Обычно дети так не разговаривают. Мы слушали тебя как первопроходца, который побывал в неведомом чудесном краю и теперь делится впечатлениями. Боялись пропустить хоть слово.
Когда ты уже сладко спал и вдруг просыпался, мы вместе подбегали к кроватке. Ты резко садился, весь такой взъерошенный, щечки красные, и осматривался, будто не узнавал комнату и пытался вспомнить, где ты. Что-то непонятное говорил, и мы тебя успокаивали, а потом на цыпочках уходили.
Сынок, я никогда больше тебя не увижу и, наверное, должен дать тебе на будущее какой-то совет.

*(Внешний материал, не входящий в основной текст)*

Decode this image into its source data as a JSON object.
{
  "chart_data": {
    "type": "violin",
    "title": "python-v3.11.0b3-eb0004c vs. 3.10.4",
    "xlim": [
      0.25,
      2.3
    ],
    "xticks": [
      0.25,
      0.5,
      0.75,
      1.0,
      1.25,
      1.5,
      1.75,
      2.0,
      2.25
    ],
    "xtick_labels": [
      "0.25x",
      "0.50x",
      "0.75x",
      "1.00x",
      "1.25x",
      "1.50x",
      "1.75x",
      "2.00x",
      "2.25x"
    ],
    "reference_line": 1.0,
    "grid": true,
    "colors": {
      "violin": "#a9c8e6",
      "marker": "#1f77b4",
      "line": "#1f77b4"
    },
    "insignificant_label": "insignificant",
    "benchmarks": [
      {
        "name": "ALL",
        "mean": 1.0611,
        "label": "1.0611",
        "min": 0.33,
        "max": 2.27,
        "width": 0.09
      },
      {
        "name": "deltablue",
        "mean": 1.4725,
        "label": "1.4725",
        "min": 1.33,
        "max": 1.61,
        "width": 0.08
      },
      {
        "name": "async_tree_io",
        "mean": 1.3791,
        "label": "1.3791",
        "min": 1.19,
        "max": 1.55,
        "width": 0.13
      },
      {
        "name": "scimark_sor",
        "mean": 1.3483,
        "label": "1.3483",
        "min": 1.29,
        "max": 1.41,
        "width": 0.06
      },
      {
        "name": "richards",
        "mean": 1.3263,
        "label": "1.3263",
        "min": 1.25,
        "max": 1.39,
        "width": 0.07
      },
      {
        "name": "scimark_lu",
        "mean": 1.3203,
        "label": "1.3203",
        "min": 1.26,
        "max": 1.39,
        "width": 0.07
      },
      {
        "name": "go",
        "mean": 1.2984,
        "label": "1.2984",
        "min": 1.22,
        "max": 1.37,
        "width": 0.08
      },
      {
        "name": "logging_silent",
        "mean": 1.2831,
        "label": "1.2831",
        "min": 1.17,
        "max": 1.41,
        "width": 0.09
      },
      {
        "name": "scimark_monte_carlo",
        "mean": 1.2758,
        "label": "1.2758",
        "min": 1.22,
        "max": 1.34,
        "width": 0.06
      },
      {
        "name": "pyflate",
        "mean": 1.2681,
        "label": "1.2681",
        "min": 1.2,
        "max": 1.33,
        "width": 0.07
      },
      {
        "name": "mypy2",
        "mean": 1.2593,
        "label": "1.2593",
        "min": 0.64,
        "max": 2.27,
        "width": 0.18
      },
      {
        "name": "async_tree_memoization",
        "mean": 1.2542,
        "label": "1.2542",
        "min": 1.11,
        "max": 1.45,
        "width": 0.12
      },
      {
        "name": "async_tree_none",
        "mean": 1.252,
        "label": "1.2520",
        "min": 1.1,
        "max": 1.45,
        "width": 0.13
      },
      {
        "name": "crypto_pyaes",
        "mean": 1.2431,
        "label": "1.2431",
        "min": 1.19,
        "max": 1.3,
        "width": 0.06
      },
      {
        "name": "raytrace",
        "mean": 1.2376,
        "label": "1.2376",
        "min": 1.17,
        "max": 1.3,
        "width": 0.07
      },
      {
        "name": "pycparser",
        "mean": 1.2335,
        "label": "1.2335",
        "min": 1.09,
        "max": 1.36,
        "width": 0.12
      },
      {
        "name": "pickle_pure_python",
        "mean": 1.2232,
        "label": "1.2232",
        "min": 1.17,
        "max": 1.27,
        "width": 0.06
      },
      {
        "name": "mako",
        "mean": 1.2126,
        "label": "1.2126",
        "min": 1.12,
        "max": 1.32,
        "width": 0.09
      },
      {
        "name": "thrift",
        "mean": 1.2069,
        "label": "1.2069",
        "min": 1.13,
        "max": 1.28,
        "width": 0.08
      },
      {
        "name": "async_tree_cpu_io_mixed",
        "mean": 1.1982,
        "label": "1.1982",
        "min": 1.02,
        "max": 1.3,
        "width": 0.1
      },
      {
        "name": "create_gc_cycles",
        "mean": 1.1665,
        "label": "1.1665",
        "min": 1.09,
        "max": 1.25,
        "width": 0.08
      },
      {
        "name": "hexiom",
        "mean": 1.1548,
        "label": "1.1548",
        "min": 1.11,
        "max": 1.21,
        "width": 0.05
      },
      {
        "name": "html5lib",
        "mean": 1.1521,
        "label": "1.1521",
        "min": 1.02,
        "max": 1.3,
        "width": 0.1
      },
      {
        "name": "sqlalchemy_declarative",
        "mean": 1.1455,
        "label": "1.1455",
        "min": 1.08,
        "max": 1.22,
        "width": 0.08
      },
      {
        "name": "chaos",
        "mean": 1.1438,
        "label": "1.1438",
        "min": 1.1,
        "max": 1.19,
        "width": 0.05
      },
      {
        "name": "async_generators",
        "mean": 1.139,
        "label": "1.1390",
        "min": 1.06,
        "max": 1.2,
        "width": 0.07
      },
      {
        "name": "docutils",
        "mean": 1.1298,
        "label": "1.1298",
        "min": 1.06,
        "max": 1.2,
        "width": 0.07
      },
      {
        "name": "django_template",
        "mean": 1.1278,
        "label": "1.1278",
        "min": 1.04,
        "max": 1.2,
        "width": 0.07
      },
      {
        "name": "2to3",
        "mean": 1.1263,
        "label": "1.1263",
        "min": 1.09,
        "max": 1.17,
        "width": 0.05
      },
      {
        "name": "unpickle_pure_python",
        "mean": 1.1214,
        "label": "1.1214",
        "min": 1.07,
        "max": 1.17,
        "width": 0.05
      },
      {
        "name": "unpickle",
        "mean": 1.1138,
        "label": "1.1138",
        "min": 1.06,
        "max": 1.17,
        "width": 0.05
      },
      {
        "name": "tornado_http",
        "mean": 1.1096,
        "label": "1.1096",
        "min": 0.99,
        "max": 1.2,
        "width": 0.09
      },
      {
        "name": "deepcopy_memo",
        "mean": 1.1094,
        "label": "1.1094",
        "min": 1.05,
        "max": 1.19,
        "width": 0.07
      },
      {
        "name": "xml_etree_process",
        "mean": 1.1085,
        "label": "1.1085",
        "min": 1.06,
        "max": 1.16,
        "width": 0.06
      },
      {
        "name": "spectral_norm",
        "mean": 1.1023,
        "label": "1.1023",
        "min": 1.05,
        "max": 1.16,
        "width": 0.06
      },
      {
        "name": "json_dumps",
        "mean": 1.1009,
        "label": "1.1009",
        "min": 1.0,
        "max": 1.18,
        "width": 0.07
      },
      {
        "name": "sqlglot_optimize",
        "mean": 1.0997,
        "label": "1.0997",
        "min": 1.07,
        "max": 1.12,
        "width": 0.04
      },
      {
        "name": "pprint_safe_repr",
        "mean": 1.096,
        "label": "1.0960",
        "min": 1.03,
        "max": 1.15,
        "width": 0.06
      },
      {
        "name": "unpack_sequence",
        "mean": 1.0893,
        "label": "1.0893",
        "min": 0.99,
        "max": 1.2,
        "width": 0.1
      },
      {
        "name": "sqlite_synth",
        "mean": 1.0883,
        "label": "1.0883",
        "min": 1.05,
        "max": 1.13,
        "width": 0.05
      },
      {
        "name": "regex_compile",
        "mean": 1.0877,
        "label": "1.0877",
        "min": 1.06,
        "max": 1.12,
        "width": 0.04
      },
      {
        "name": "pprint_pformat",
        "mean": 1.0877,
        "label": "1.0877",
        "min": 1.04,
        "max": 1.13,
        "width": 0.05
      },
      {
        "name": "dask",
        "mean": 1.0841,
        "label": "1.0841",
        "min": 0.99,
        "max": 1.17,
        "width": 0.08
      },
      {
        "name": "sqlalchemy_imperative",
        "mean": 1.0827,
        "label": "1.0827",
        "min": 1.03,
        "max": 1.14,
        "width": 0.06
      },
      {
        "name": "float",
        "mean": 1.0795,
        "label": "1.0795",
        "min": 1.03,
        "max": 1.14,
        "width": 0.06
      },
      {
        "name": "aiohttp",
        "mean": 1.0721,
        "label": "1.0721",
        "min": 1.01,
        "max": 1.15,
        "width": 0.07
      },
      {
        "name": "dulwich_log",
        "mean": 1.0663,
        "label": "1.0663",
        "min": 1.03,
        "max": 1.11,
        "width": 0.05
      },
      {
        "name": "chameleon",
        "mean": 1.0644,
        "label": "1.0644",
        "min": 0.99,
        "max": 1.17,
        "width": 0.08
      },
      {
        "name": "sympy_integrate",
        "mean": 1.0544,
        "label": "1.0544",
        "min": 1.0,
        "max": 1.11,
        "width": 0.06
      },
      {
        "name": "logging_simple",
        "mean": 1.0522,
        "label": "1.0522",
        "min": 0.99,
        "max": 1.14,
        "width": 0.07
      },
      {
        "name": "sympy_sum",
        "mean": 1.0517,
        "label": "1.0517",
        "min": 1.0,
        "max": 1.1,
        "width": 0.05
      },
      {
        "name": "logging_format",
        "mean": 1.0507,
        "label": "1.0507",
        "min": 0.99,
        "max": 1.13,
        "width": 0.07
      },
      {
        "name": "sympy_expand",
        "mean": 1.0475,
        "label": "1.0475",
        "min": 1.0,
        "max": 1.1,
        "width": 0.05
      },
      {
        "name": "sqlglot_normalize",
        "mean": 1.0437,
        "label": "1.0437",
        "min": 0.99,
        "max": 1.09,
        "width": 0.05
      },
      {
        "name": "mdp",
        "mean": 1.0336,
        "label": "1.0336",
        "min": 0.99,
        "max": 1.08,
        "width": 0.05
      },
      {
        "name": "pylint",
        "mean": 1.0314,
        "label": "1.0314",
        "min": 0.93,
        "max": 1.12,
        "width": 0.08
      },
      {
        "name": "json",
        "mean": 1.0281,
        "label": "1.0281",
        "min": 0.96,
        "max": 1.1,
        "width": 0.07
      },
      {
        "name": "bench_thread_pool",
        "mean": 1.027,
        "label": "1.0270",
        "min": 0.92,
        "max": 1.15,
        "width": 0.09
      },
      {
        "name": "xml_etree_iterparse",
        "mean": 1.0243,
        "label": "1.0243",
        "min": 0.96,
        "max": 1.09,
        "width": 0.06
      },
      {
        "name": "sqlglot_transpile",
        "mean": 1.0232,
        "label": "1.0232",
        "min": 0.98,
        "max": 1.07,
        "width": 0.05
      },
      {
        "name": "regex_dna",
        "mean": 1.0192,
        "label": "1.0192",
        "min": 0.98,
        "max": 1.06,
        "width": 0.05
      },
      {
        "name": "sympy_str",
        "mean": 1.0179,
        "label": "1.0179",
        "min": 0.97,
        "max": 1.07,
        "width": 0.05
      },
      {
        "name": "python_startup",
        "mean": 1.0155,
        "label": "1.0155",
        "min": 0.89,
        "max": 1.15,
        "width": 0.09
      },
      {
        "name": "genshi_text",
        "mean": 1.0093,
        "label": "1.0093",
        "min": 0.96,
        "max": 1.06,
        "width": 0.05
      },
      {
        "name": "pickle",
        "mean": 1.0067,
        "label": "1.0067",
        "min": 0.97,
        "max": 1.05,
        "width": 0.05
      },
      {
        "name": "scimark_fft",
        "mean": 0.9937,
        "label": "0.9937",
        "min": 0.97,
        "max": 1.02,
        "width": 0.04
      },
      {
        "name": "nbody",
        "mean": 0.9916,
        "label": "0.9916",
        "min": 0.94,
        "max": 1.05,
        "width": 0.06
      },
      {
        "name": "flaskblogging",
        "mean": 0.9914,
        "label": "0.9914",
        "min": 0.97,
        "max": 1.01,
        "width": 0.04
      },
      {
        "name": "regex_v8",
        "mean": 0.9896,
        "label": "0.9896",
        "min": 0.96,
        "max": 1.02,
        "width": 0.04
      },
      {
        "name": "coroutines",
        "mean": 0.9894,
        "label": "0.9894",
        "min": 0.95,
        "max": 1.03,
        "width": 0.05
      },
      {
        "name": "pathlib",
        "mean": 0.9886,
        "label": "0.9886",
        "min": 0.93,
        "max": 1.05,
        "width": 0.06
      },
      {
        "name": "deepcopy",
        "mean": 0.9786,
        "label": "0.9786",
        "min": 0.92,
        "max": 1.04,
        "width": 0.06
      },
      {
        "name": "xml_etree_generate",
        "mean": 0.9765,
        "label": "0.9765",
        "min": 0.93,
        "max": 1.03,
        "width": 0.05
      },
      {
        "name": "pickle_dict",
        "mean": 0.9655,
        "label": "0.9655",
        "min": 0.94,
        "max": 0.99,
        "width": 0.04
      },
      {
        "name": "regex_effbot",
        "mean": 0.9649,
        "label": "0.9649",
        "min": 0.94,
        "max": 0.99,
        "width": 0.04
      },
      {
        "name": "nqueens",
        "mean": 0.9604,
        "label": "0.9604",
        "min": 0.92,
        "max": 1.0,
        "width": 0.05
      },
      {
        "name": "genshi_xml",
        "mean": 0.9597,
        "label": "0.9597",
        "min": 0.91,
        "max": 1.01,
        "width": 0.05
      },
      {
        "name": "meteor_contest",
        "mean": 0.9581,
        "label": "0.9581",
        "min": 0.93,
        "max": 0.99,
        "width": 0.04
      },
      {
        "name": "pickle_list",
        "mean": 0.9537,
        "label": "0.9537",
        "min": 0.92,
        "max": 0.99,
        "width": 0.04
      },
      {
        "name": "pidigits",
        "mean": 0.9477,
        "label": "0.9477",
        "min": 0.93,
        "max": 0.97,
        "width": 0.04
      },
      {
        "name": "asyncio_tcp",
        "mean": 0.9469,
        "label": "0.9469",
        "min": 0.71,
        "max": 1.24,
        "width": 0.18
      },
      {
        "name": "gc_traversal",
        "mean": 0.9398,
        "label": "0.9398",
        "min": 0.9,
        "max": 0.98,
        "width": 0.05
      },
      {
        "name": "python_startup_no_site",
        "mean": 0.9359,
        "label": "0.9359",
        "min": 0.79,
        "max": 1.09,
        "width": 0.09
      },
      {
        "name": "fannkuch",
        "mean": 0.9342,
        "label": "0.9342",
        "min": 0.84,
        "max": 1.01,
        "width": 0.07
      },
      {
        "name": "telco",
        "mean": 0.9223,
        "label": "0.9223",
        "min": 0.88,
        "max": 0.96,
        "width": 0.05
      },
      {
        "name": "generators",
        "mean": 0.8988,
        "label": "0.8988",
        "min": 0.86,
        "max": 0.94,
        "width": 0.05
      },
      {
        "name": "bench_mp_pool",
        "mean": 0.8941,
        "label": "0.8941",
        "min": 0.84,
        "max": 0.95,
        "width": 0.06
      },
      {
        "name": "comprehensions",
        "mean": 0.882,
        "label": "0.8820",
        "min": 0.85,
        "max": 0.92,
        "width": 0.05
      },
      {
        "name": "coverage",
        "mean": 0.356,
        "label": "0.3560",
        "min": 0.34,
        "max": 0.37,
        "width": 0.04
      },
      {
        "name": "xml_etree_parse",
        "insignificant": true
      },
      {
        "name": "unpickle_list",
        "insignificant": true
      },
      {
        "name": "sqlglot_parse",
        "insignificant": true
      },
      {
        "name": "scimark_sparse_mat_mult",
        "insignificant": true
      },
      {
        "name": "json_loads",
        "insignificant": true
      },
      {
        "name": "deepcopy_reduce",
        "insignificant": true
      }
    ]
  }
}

Но как я могу, раз сам ничего не понимаю? Мир не тот, каким он должен был быть по моим представлениям. Придется тебе, мой мальчик, самому прокладывать путь в том хаосе, который мы оставляем. Будь добр к людям. Береги маму.
Что я еще могу? Только молиться за тебя. Молиться, чтобы ты обрел душевное равновесие и был счастлив. И еще: умоляю простить меня. Я любил тебя и не хотел причинить тебе боль. Отправляясь в бой, я носил с собой твою фотографию. А ты носи меня в своем сердце, ладно? До тех пор, пока не попадешь в мир иной, который лучше этого. И там мы, возможно, каким-то непостижимым образом опять встретимся.